Junior doctors’ contract to be challenged in courts
16th Mar 2016
The government’s new junior doctors’ contract is to be challenged in the courts on the grounds of patient safety by a group of doctors and patients.
The group has asked Bindman’s LLP solicitors to investigate judicial review proceedings, which will focus on the detrimental impact of the proposed new contract on the safety of patients, as well as the stability of the NHS as a whole.
The group is backed by prominent medical staff and patient safety advocates including Dr Phil Hammond, the vice-president of the Patients Association.
Hammond said that “No one can say whether the new contract will be better or worse for patients than the existing one. Medicine is littered with examples where expert and political opinion has trumped proper scientific evaluation, at huge cost to patients.”
Last month Jeremy Hunt, the health secretary, told parliament that he would impose the revised terms and conditions on junior doctors in August after two months of negotiations failed to end the long-running dispute.
The new junior doctors’ contract, which includes making Saturday part of junior doctors’ core hours, is part of the proposal to increase services at the weekend to deliver Hunt’s ”seven-day NHS” plans.
The British Medical Association (BMA) is already seeking a judicial review over the imposition of the contract, although government lawyers have argued this is “misconceived”.
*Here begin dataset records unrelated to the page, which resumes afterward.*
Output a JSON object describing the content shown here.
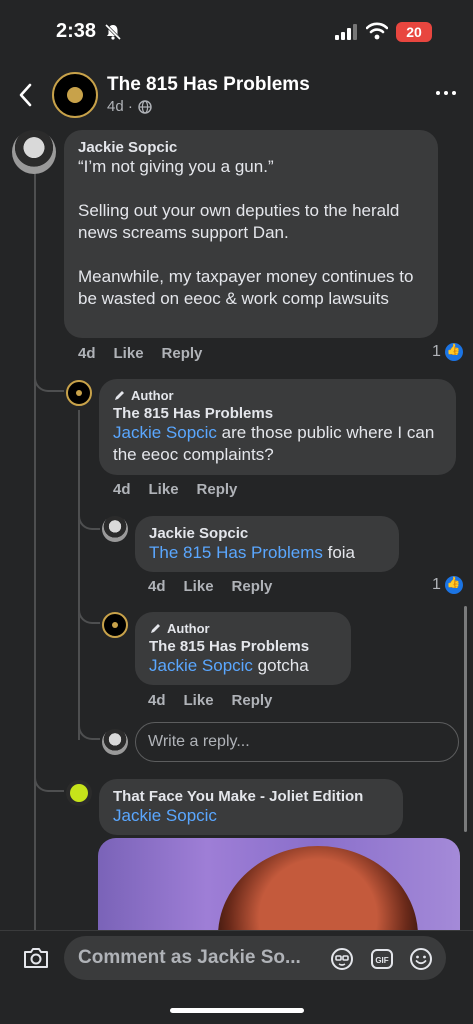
{
  "status_bar": {
    "time": "2:38",
    "battery": "20"
  },
  "header": {
    "title": "The 815 Has Problems",
    "meta": "4d ·"
  },
  "comments": [
    {
      "author": "Jackie Sopcic",
      "text": "“I’m not giving you a gun.”\n\nSelling out your own deputies to the herald news screams support Dan.\n\nMeanwhile, my taxpayer money continues to be wasted on eeoc & work comp lawsuits",
      "age": "4d",
      "like": "Like",
      "reply": "Reply",
      "likes": "1"
    },
    {
      "badge": "Author",
      "author": "The 815 Has Problems",
      "mention": "Jackie Sopcic",
      "text": " are those public where I can the eeoc complaints?",
      "age": "4d",
      "like": "Like",
      "reply": "Reply"
    },
    {
      "author": "Jackie Sopcic",
      "mention": "The 815 Has Problems",
      "text": " foia",
      "age": "4d",
      "like": "Like",
      "reply": "Reply",
      "likes": "1"
    },
    {
      "badge": "Author",
      "author": "The 815 Has Problems",
      "mention": "Jackie Sopcic",
      "text": " gotcha",
      "age": "4d",
      "like": "Like",
      "reply": "Reply"
    },
    {
      "author": "That Face You Make - Joliet Edition",
      "mention": "Jackie Sopcic"
    }
  ],
  "reply_placeholder": "Write a reply...",
  "composer": {
    "placeholder": "Comment as Jackie So..."
  },
  "icons": [
    "bell-slash-icon",
    "signal-icon",
    "wifi-icon",
    "back-icon",
    "globe-icon",
    "more-icon",
    "pencil-icon",
    "like-icon",
    "camera-icon",
    "avatar-sticker-icon",
    "gif-icon",
    "emoji-icon"
  ],
  "colors": {
    "background": "#242526",
    "bubble": "#3a3b3c",
    "mention": "#5aa7ff",
    "like_blue": "#1b74e4"
  }
}
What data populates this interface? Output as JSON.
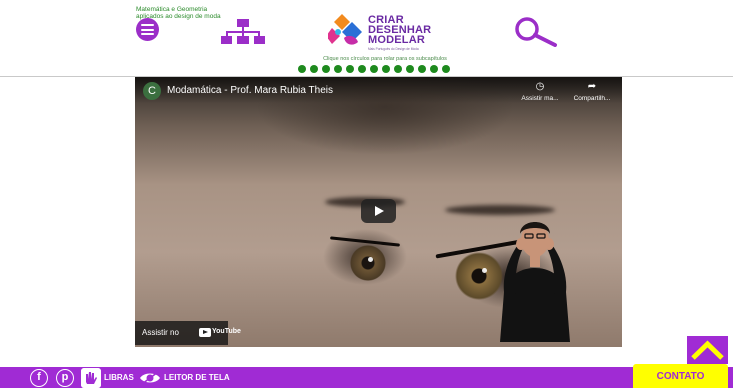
{
  "header": {
    "subtitle_line1": "Matemática e Geometria",
    "subtitle_line2": "aplicados ao design de moda",
    "menu_icon": "hamburger-menu-icon",
    "sitemap_icon": "sitemap-icon",
    "search_icon": "search-icon",
    "logo": {
      "line1": "CRIAR",
      "line2": "DESENHAR",
      "line3": "MODELAR",
      "tagline": "Mais Português do Design de Moda"
    },
    "hint": "Clique nos círculos para rolar para os subcapítulos",
    "dots_count": 13
  },
  "video": {
    "channel_initial": "C",
    "title": "Modamática - Prof. Mara Rubia Theis",
    "watch_later_label": "Assistir ma...",
    "share_label": "Compartilh...",
    "watch_on": "Assistir no",
    "youtube": "YouTube"
  },
  "footer": {
    "facebook": "f",
    "pinterest": "p",
    "libras": "LIBRAS",
    "screen_reader": "LEITOR DE TELA",
    "contact": "CONTATO"
  },
  "colors": {
    "primary_purple": "#a02bd4",
    "green": "#1e8a1e",
    "yellow": "#ffff00"
  }
}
However, a doctor from the team, Dr Ben White, has said that independent legal action would be broader in scope. “I don’t think the BMA have represented the problem very well,” said White. “The grassroots doctors have done much better but we haven’t really had any tools to pursue our concerns until now. We think this could be it.”
White is confident that the team will be successful in raising the money. “The imposition of the junior doctors’ contract affects all NHS service users,” he said.
“Staff know that the lack of workforce planning, lack of cost modelling, plus rota and staffing issues, create a perfect storm where patient safety will inevitably be compromised. We must challenge this contract in the high court.”
The group are crowdfunding their action through Crowd Justice, needing to raise an initial £25,000 to start investigation proceedings. Saimo Chahal, a prolific lawyer in the field of judicial review, has already agreed to take on the case and has been working on a pro-bono basis so far.